Pour cette étude, l’Injep a choisi de se concentrer sur 80 adolescents évoluant entre 11 et 18 ans. Leur appartenance au milieu populaire a été définie par la catégorie socioprofessionnelle de leurs parents mais aussi par leur lieu d’habitation, tous situés dans un QPV (quartier prioritaire). L’observatoire a également décidé d’axer son étude sur trois villes : Bourgoin-Jallieu, Villejuif et Dammarie-Les-Lys. La forte territorialisation du rapport témoigne d’une volonté d’examiner des territoires intermédiaires soit des quartiers populaires de ville moyennes ou de proche banlieue.
Mangas et romances
Au-delà d’un constat fait depuis déjà plus de 40 ans - « la lecture de livres est en recul à l’échelle nationale depuis les années 1970, et les classes populaires, comme les jeunes, sont particulièrement concernées » -, l’étude identifie la diversité des pratiques de lecture qui subsistent.

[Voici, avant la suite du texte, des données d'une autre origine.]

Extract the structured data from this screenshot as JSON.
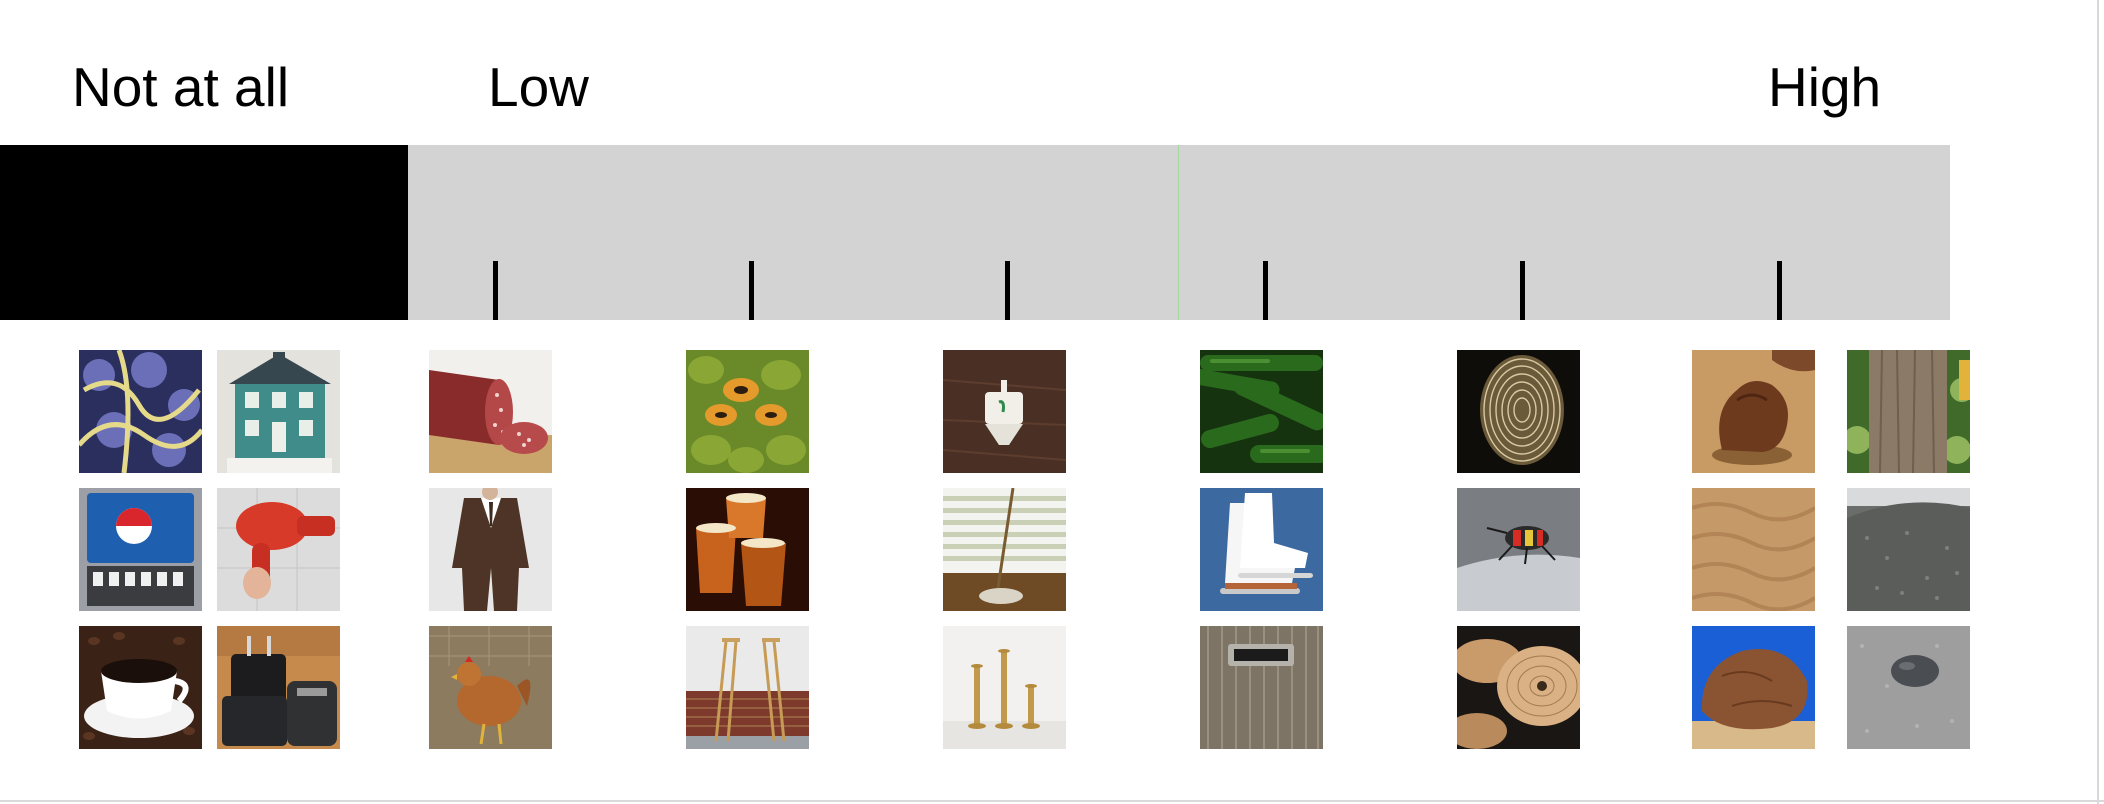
{
  "scale": {
    "label_not_at_all": "Not at all",
    "label_low": "Low",
    "label_high": "High",
    "tick_count": 6
  },
  "colors": {
    "not_at_all_block": "#000000",
    "slider_track": "#d3d3d3",
    "center_marker": "#a6d6a0",
    "tick": "#000000"
  },
  "images": [
    {
      "name": "image-flowers-blue-gold",
      "icon": "flowers"
    },
    {
      "name": "image-dollhouse",
      "icon": "dollhouse"
    },
    {
      "name": "image-soda-fountain",
      "icon": "soda-fountain"
    },
    {
      "name": "image-hair-dryer",
      "icon": "hair-dryer"
    },
    {
      "name": "image-coffee-cup",
      "icon": "coffee-cup"
    },
    {
      "name": "image-luggage",
      "icon": "luggage"
    },
    {
      "name": "image-salami",
      "icon": "salami"
    },
    {
      "name": "image-suit",
      "icon": "suit"
    },
    {
      "name": "image-chicken",
      "icon": "chicken"
    },
    {
      "name": "image-papayas",
      "icon": "papayas"
    },
    {
      "name": "image-beer-glasses",
      "icon": "beer-glasses"
    },
    {
      "name": "image-crutches",
      "icon": "crutches"
    },
    {
      "name": "image-dreidel",
      "icon": "dreidel"
    },
    {
      "name": "image-window-blinds",
      "icon": "window-blinds"
    },
    {
      "name": "image-candlesticks",
      "icon": "candlesticks"
    },
    {
      "name": "image-zucchini",
      "icon": "zucchini"
    },
    {
      "name": "image-ice-skates",
      "icon": "ice-skates"
    },
    {
      "name": "image-mail-slot",
      "icon": "mail-slot"
    },
    {
      "name": "image-fingerprint",
      "icon": "fingerprint"
    },
    {
      "name": "image-beetle",
      "icon": "beetle"
    },
    {
      "name": "image-cymbals",
      "icon": "cymbals"
    },
    {
      "name": "image-clay-lump",
      "icon": "clay"
    },
    {
      "name": "image-tree-trunk",
      "icon": "tree-trunk"
    },
    {
      "name": "image-sand",
      "icon": "sand"
    },
    {
      "name": "image-gravel",
      "icon": "gravel"
    },
    {
      "name": "image-boulder",
      "icon": "boulder"
    },
    {
      "name": "image-pebble",
      "icon": "pebble"
    }
  ]
}
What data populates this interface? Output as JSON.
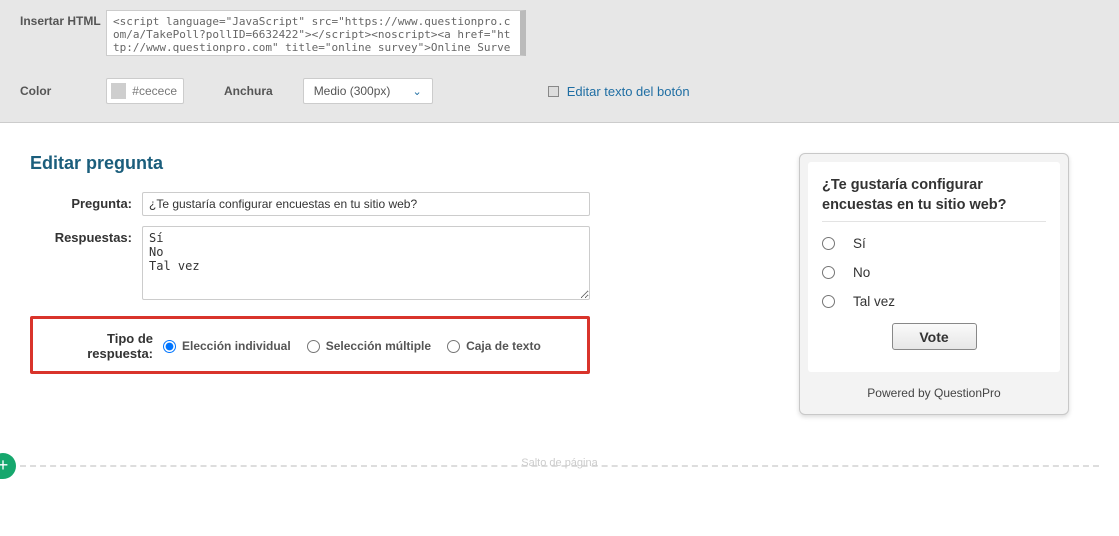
{
  "top": {
    "html_label": "Insertar HTML",
    "html_code": "<script language=\"JavaScript\" src=\"https://www.questionpro.com/a/TakePoll?pollID=6632422\"></script><noscript><a href=\"http://www.questionpro.com\" title=\"online survey\">Online Survey</a></noscript>",
    "color_label": "Color",
    "color_value": "#cecece",
    "width_label": "Anchura",
    "width_value": "Medio (300px)",
    "edit_button_text": "Editar texto del botón"
  },
  "edit": {
    "title": "Editar pregunta",
    "question_label": "Pregunta:",
    "question_value": "¿Te gustaría configurar encuestas en tu sitio web?",
    "answers_label": "Respuestas:",
    "answers_value": "Sí\nNo\nTal vez",
    "type_label": "Tipo de respuesta:",
    "type_opts": {
      "single": "Elección individual",
      "multi": "Selección múltiple",
      "text": "Caja de texto"
    }
  },
  "preview": {
    "question": "¿Te gustaría configurar encuestas en tu sitio web?",
    "options": {
      "a": "Sí",
      "b": "No",
      "c": "Tal vez"
    },
    "vote": "Vote",
    "powered": "Powered by QuestionPro"
  },
  "break_label": "Salto de página"
}
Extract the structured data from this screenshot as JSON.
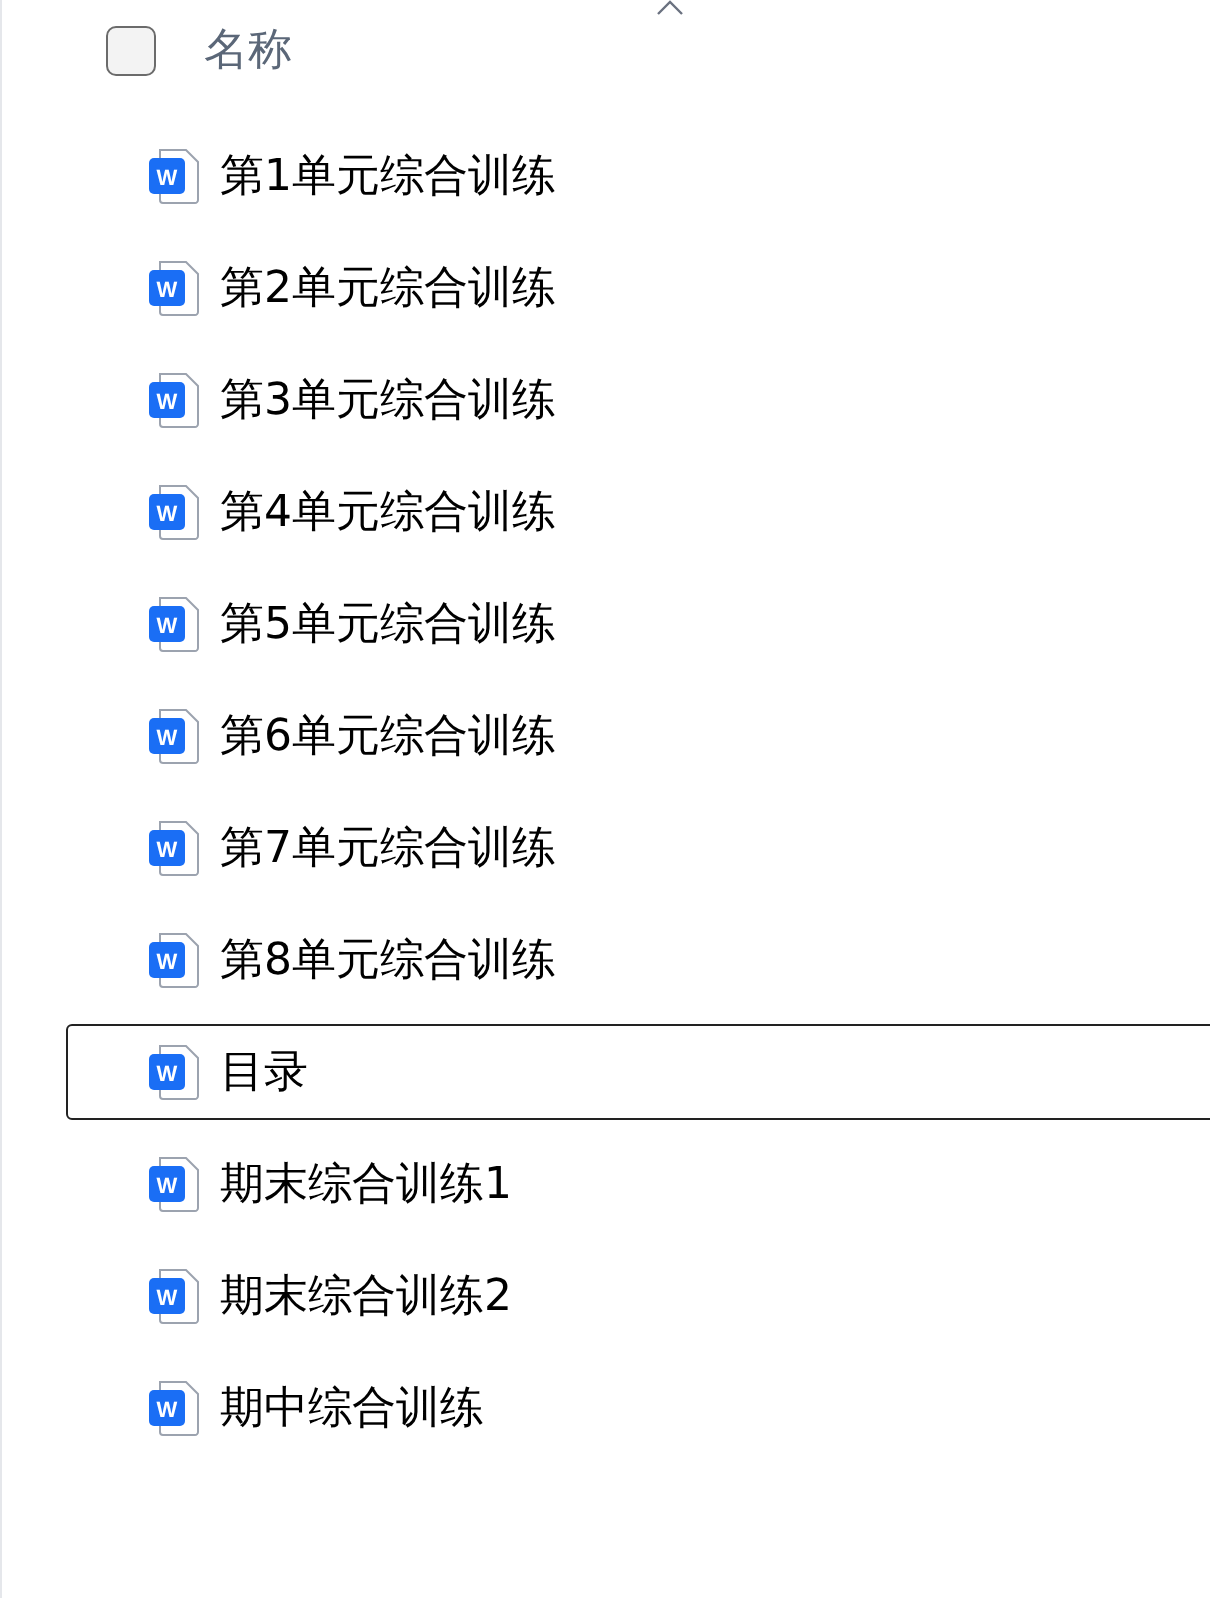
{
  "header": {
    "checked": false,
    "column_label": "名称",
    "sort_ascending": true
  },
  "files": [
    {
      "name": "第1单元综合训练",
      "badge": "W",
      "selected": false
    },
    {
      "name": "第2单元综合训练",
      "badge": "W",
      "selected": false
    },
    {
      "name": "第3单元综合训练",
      "badge": "W",
      "selected": false
    },
    {
      "name": "第4单元综合训练",
      "badge": "W",
      "selected": false
    },
    {
      "name": "第5单元综合训练",
      "badge": "W",
      "selected": false
    },
    {
      "name": "第6单元综合训练",
      "badge": "W",
      "selected": false
    },
    {
      "name": "第7单元综合训练",
      "badge": "W",
      "selected": false
    },
    {
      "name": "第8单元综合训练",
      "badge": "W",
      "selected": false
    },
    {
      "name": "目录",
      "badge": "W",
      "selected": true
    },
    {
      "name": "期末综合训练1",
      "badge": "W",
      "selected": false
    },
    {
      "name": "期末综合训练2",
      "badge": "W",
      "selected": false
    },
    {
      "name": "期中综合训练",
      "badge": "W",
      "selected": false
    }
  ]
}
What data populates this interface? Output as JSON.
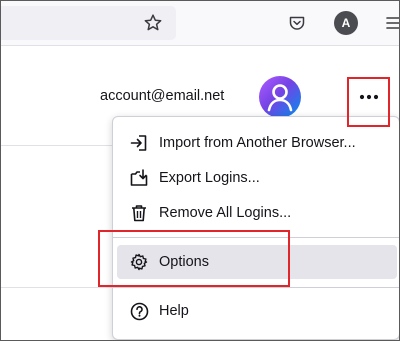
{
  "toolbar": {
    "account_initial": "A",
    "icons": [
      "star-icon",
      "pocket-icon",
      "account-icon",
      "hamburger-menu-icon"
    ]
  },
  "logins": {
    "account_email": "account@email.net"
  },
  "menu": {
    "items": [
      {
        "label": "Import from Another Browser...",
        "icon": "import-icon"
      },
      {
        "label": "Export Logins...",
        "icon": "export-icon"
      },
      {
        "label": "Remove All Logins...",
        "icon": "trash-icon"
      },
      {
        "label": "Options",
        "icon": "gear-icon"
      },
      {
        "label": "Help",
        "icon": "help-icon"
      }
    ]
  },
  "colors": {
    "highlight": "#e0252b",
    "selected_item_bg": "#e4e4ea"
  }
}
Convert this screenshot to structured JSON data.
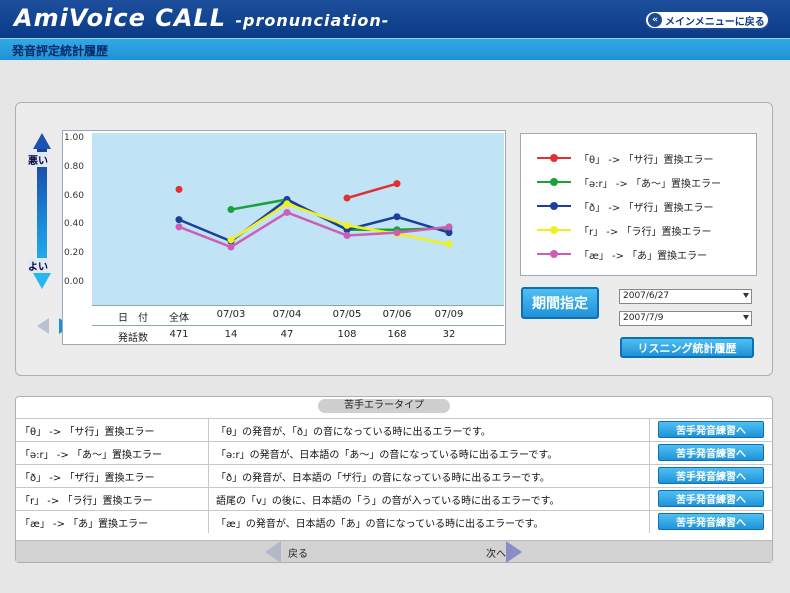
{
  "header": {
    "app_title": "AmiVoice CALL",
    "app_subtitle": "-pronunciation-",
    "main_menu_label": "メインメニューに戻る"
  },
  "page_title": "発音評定統計履歴",
  "axis": {
    "bad_label": "悪い",
    "good_label": "よい"
  },
  "chart_data": {
    "type": "line",
    "ylim": [
      0,
      1
    ],
    "yticks": [
      "1.00",
      "0.80",
      "0.60",
      "0.40",
      "0.20",
      "0.00"
    ],
    "categories": [
      "全体",
      "07/03",
      "07/04",
      "07/05",
      "07/06",
      "07/09"
    ],
    "x_header": "日　付",
    "count_header": "発話数",
    "counts": [
      "471",
      "14",
      "47",
      "108",
      "168",
      "32"
    ],
    "series": [
      {
        "name": "「θ」 -> 「サ行」置換エラー",
        "color": "#e03030",
        "values": [
          0.65,
          null,
          null,
          0.59,
          0.69,
          null
        ]
      },
      {
        "name": "「ə:r」 -> 「あ〜」置換エラー",
        "color": "#1aa13a",
        "values": [
          null,
          0.51,
          0.58,
          0.37,
          0.37,
          0.38
        ]
      },
      {
        "name": "「ð」 -> 「ザ行」置換エラー",
        "color": "#1c3f9a",
        "values": [
          0.44,
          0.29,
          0.58,
          0.37,
          0.46,
          0.35
        ]
      },
      {
        "name": "「r」 -> 「ラ行」置換エラー",
        "color": "#f0f020",
        "values": [
          null,
          0.3,
          0.55,
          0.4,
          0.34,
          0.27
        ]
      },
      {
        "name": "「æ」 -> 「あ」置換エラー",
        "color": "#cc5fb5",
        "values": [
          0.39,
          0.25,
          0.49,
          0.33,
          0.35,
          0.39
        ]
      }
    ]
  },
  "period": {
    "button_label": "期間指定",
    "start_date": "2007/6/27",
    "end_date": "2007/7/9"
  },
  "listening_button_label": "リスニング統計履歴",
  "error_table": {
    "header": "苦手エラータイプ",
    "rows": [
      {
        "type": "「θ」 -> 「サ行」置換エラー",
        "desc": "「θ」の発音が、「ð」の音になっている時に出るエラーです。",
        "button": "苦手発音練習へ"
      },
      {
        "type": "「ə:r」 -> 「あ〜」置換エラー",
        "desc": "「ə:r」の発音が、日本語の「あ〜」の音になっている時に出るエラーです。",
        "button": "苦手発音練習へ"
      },
      {
        "type": "「ð」 -> 「ザ行」置換エラー",
        "desc": "「ð」の発音が、日本語の「ザ行」の音になっている時に出るエラーです。",
        "button": "苦手発音練習へ"
      },
      {
        "type": "「r」 -> 「ラ行」置換エラー",
        "desc": "語尾の「v」の後に、日本語の「う」の音が入っている時に出るエラーです。",
        "button": "苦手発音練習へ"
      },
      {
        "type": "「æ」 -> 「あ」置換エラー",
        "desc": "「æ」の発音が、日本語の「あ」の音になっている時に出るエラーです。",
        "button": "苦手発音練習へ"
      }
    ]
  },
  "footer": {
    "back_label": "戻る",
    "next_label": "次へ"
  }
}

Effectivement, on remarque que si une majorité de jeunes ne lit pas, une autre partie fait un usage très spécifique de cette dernière. Globalement genré, on retrouve dans les trois villes la lecture de mangas et de BD pour les garçons et celle de chroniques sentimentales via Whattpad, pour les filles.
L’utilisation du numérique, grâce à l’application Whattpad et grâce aux scans (des images numérisées de mangas disponibles gratuitement sur des sites spécialisés), montre aussi l’importance du smartphone comme support de lecture. Ces derniers, ainsi que le genre de la BD ou du manga, permettent l’ajout d’images, élément essentiel pour de nombreux jeunes lecteurs : « C’est beaucoup plus facile à se repérer. Par exemple, quand ils voient un personnage, ils le mettent en photo sur Wattpad. »L’école à la traine
Une autre donnée ressort de l’étude, les jeunes qui lisent appréhendent la lecture par le biais de conseils de proches ou de bibliothécaires. L’analyse de l’échantillon des jeunes de Bourgoin-Jallieu et de Villejuif montre d’ailleurs que les rares lecteurs assidus proviennent majoritairement du segment le plus favorisé socialement et dont les parents conseillent des livres. Les ouvrages imposés en cours sont, pour une grande partie, rejetés bien que cela « pose problème à l’école ». Les jeunes expliquent ce dégout par la difficulté à s’identifier aux personnages de l’histoire qu’ils jugent loin de leurs préoccupations : « J’aime vraiment des histoires d'aujourd'hui, de ce qui m'arrive en ce moment. [...] En fait, j'aime beaucoup les livres d'histoires réelles, par exemple Molière et tout ça, non – j’aime pas beaucoup les pièces de théâtre. » explique Émeline, 14 ans.
La lecture reste un objet culturel discriminant socialement et, malgré quelques pratiques bien présentes, le livre n’est pas l’apanage des jeunes en quartiers populaires.